Abstract

The effects of the organophosphate insecticide fenitrothion in streams in New Brunswick from operational spraying against spruce budworm larvae, Choristoneura fumiferana (Clem.), have been investigated for four years. A number of streams have been studied and several agencies have documented insecticide concentrations in streams, effects of the insecticide on benthos drift and mortality, changes in benthos standing crop, and changes in fish populations, biomass, and growth.

The concentration of fenitrothion found in streams immediately following forest spraying by aircraft varies greatly and is influenced by spray regime, weather conditions, forest cover, and water depth. At application rates of 210 g/ha or two applications of 140 g/ha, fenitrothion concentrations in streams with one exception were less than 15 ppb. Concentrations in streams usually peaked within the first hour following spray application and diminished to less than 1.0 ppb within 24 to 48 hrs. Insecticide applications at 210 g/ha have resulted in measurable concentrations of fenitrothion in streams as far as 4.0 km from the area of application.

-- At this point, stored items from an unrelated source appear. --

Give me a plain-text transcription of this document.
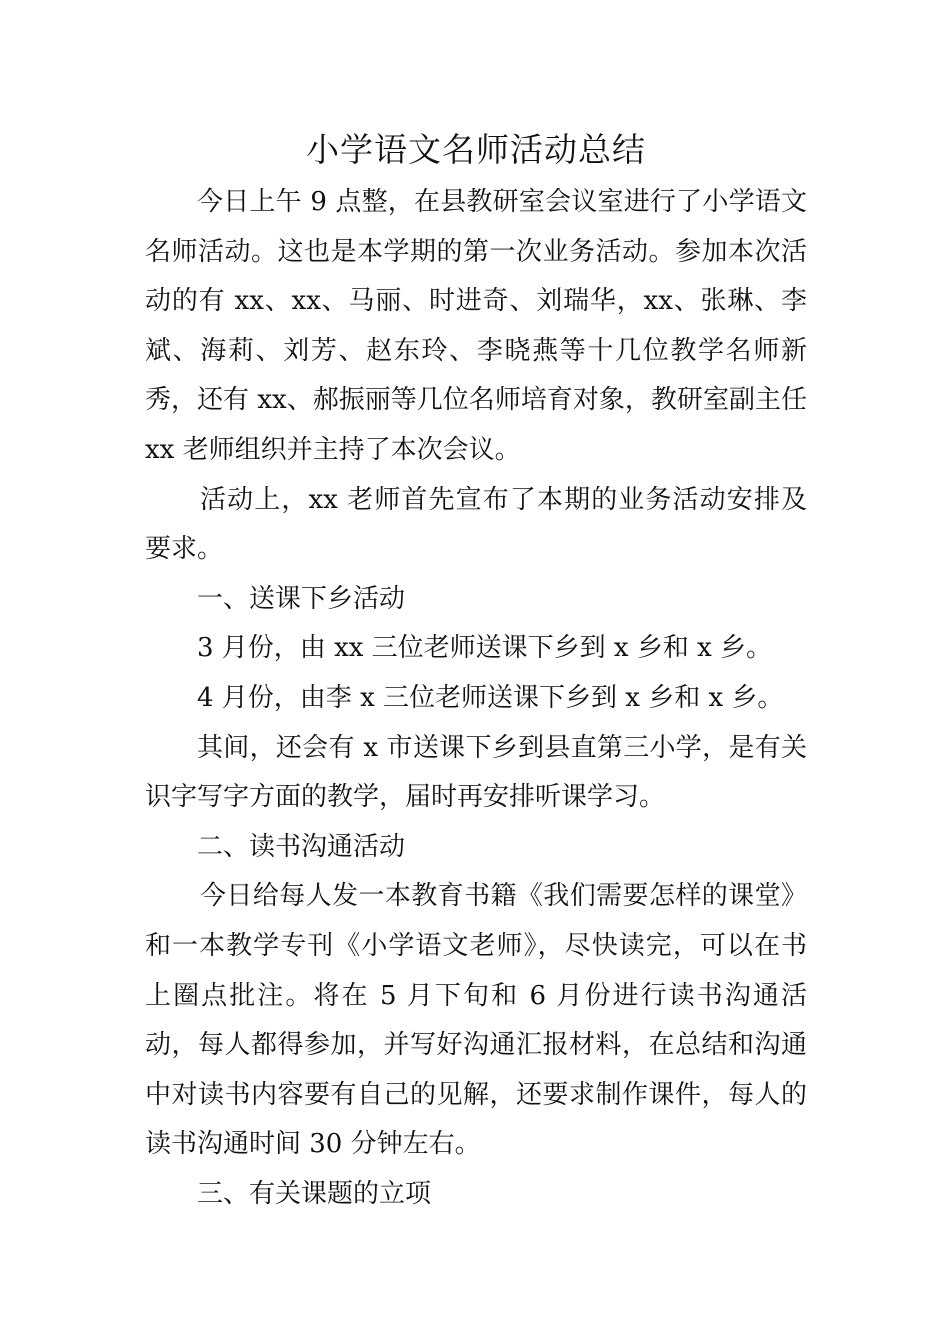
小学语文名师活动总结

今日上午 9 点整，在县教研室会议室进行了小学语文名师活动。这也是本学期的第一次业务活动。参加本次活动的有 xx、xx、马丽、时进奇、刘瑞华，xx、张琳、李斌、海莉、刘芳、赵东玲、李晓燕等十几位教学名师新秀，还有 xx、郝振丽等几位名师培育对象，教研室副主任 xx 老师组织并主持了本次会议。

活动上，xx 老师首先宣布了本期的业务活动安排及要求。

一、送课下乡活动

3 月份，由 xx 三位老师送课下乡到 x 乡和 x 乡。

4 月份，由李 x 三位老师送课下乡到 x 乡和 x 乡。

其间，还会有 x 市送课下乡到县直第三小学，是有关识字写字方面的教学，届时再安排听课学习。

二、读书沟通活动

今日给每人发一本教育书籍《我们需要怎样的课堂》和一本教学专刊《小学语文老师》，尽快读完，可以在书上圈点批注。将在 5 月下旬和 6 月份进行读书沟通活动，每人都得参加，并写好沟通汇报材料，在总结和沟通中对读书内容要有自己的见解，还要求制作课件，每人的读书沟通时间 30 分钟左右。

三、有关课题的立项
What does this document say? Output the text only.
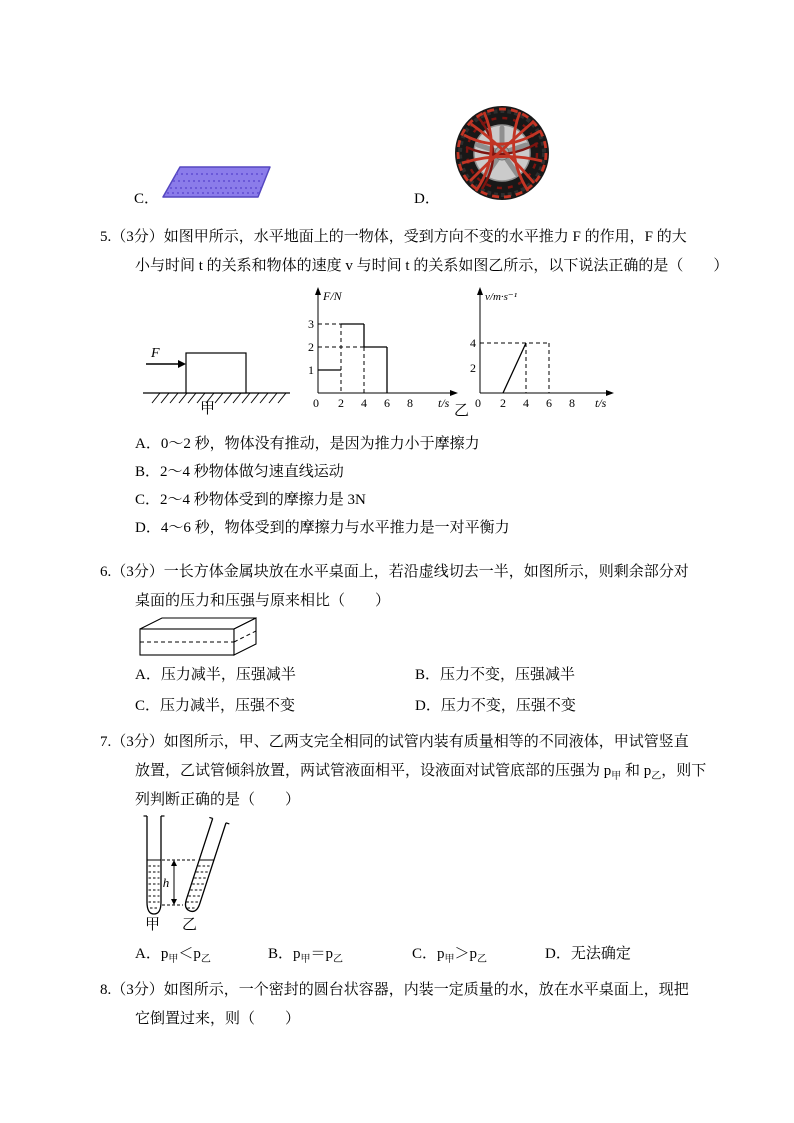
C．	D．
5.（3分）如图甲所示，水平地面上的一物体，受到方向不变的水平推力 F 的作用，F 的大
小与时间 t 的关系和物体的速度 v 与时间 t 的关系如图乙所示，以下说法正确的是（　　）
F
甲
F/N
3
2
1
0 2 4 6 8 t/s 乙
v/m·s⁻¹
4
2
0 2 4 6 8 t/s
A．0～2 秒，物体没有推动，是因为推力小于摩擦力
B．2～4 秒物体做匀速直线运动
C．2～4 秒物体受到的摩擦力是 3N
D．4～6 秒，物体受到的摩擦力与水平推力是一对平衡力
6.（3分）一长方体金属块放在水平桌面上，若沿虚线切去一半，如图所示，则剩余部分对
桌面的压力和压强与原来相比（　　）
A．压力减半，压强减半	B．压力不变，压强减半
C．压力减半，压强不变	D．压力不变，压强不变
7.（3分）如图所示，甲、乙两支完全相同的试管内装有质量相等的不同液体，甲试管竖直
放置，乙试管倾斜放置，两试管液面相平，设液面对试管底部的压强为 $p_甲$ 和 $p_乙$，则下
列判断正确的是（　　）
h
甲 乙
A．$p_甲<p_乙$	B．$p_甲=p_乙$	C．$p_甲>p_乙$	D．无法确定
8.（3分）如图所示，一个密封的圆台状容器，内装一定质量的水，放在水平桌面上，现把
它倒置过来，则（　　）
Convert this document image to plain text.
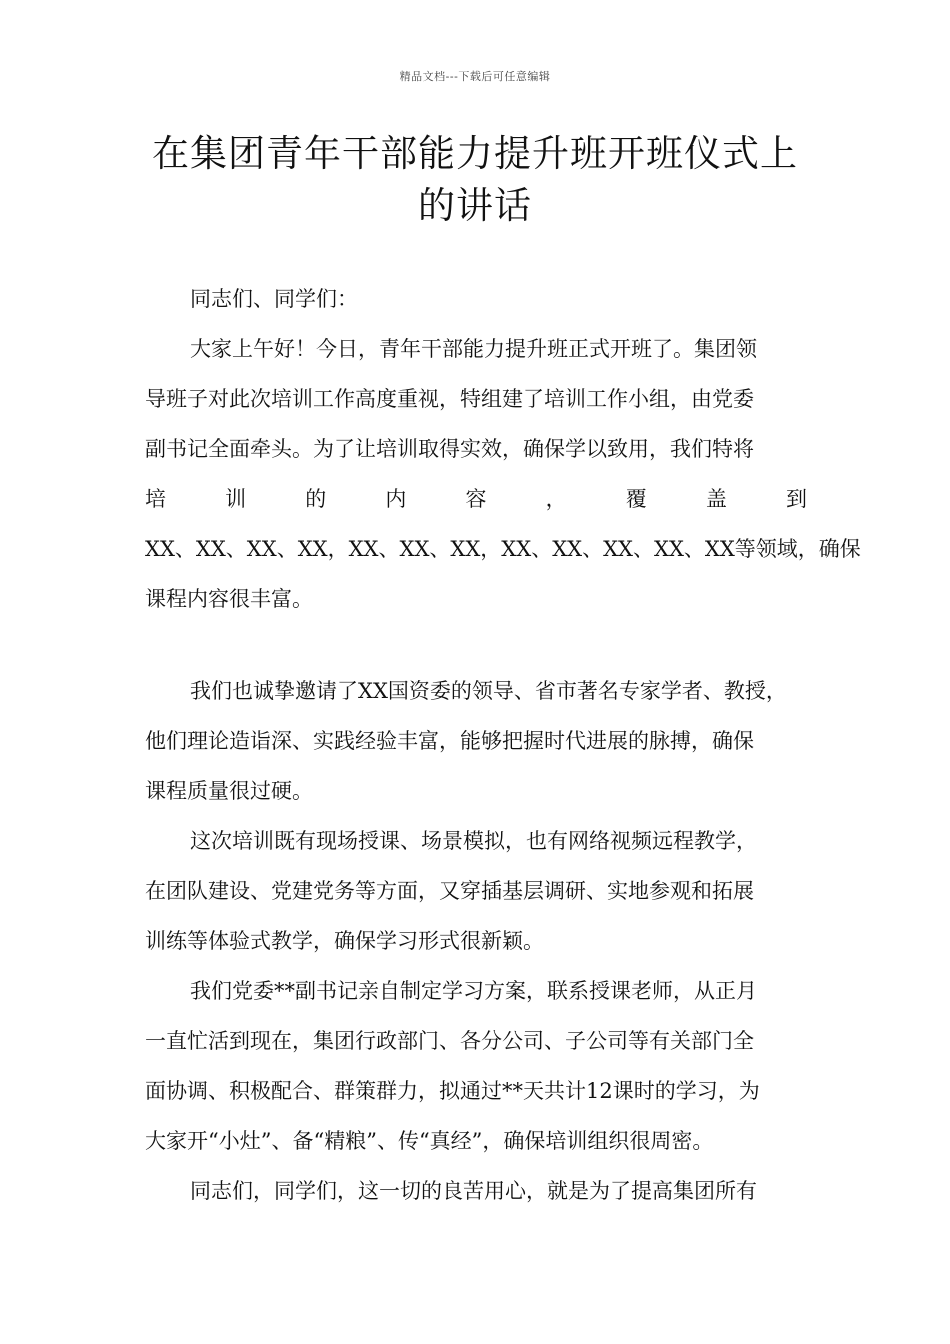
精品文档---下载后可任意编辑
在集团青年干部能力提升班开班仪式上
的讲话
同志们、同学们：
大家上午好！今日，青年干部能力提升班正式开班了。集团领
导班子对此次培训工作高度重视，特组建了培训工作小组，由党委
副书记全面牵头。为了让培训取得实效，确保学以致用，我们特将
培	训	的	内	容	，	覆	盖	到
XX、XX、XX、XX，XX、XX、XX，XX、XX、XX、XX、XX等领域，确保
课程内容很丰富。
我们也诚挚邀请了XX国资委的领导、省市著名专家学者、教授，
他们理论造诣深、实践经验丰富，能够把握时代进展的脉搏，确保
课程质量很过硬。
这次培训既有现场授课、场景模拟，也有网络视频远程教学，
在团队建设、党建党务等方面，又穿插基层调研、实地参观和拓展
训练等体验式教学，确保学习形式很新颖。
我们党委**副书记亲自制定学习方案，联系授课老师，从正月
一直忙活到现在，集团行政部门、各分公司、子公司等有关部门全
面协调、积极配合、群策群力，拟通过**天共计12课时的学习，为
大家开“小灶”、备“精粮”、传“真经”，确保培训组织很周密。
同志们，同学们，这一切的良苦用心，就是为了提高集团所有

Using nets, sharply increased numbers of drifting Ephemeroptera and Plecoptera were measured in several streams that had peak fenitrothion concentrations up to 7 .6 ppb, following operational sprays over all or part of the drainage basins.

Benthic sampling in one stream sprayed with fenitrothion in 1971, 1972, and 1973, but not in 1974, indicated a substantial decline in benthos between 1971 and 1972, and that recovery had not occurred by 1974. Kill of arthropods in another stream, containing a peak fenitrothion concentration of 6.38 ppb, was measured using drift nets. The stoneflies Leuctra spp. , Amphinemoura spp., and the mayflies, Baetis spp. were most strongly affected, although benthos sampling did not indicate a decline in numbers.

Field studies in three sprayed streams suggested that early summer increases in fish biomass may be slowed by the spray program. In field and laboratory experiments, extreme doses were necessary to affect fish behaviour and survival. Evidence indicates that at worst the forest spray program in New Brunswick may sometimes reduce normal summer increases in fish biomass through a reduction in fish-food organisms.

It is concluded that in streams the consequences of spruce budworm spraying with fenitrothion by the methods and rates studied in New Brunswick are environmentally tolerable.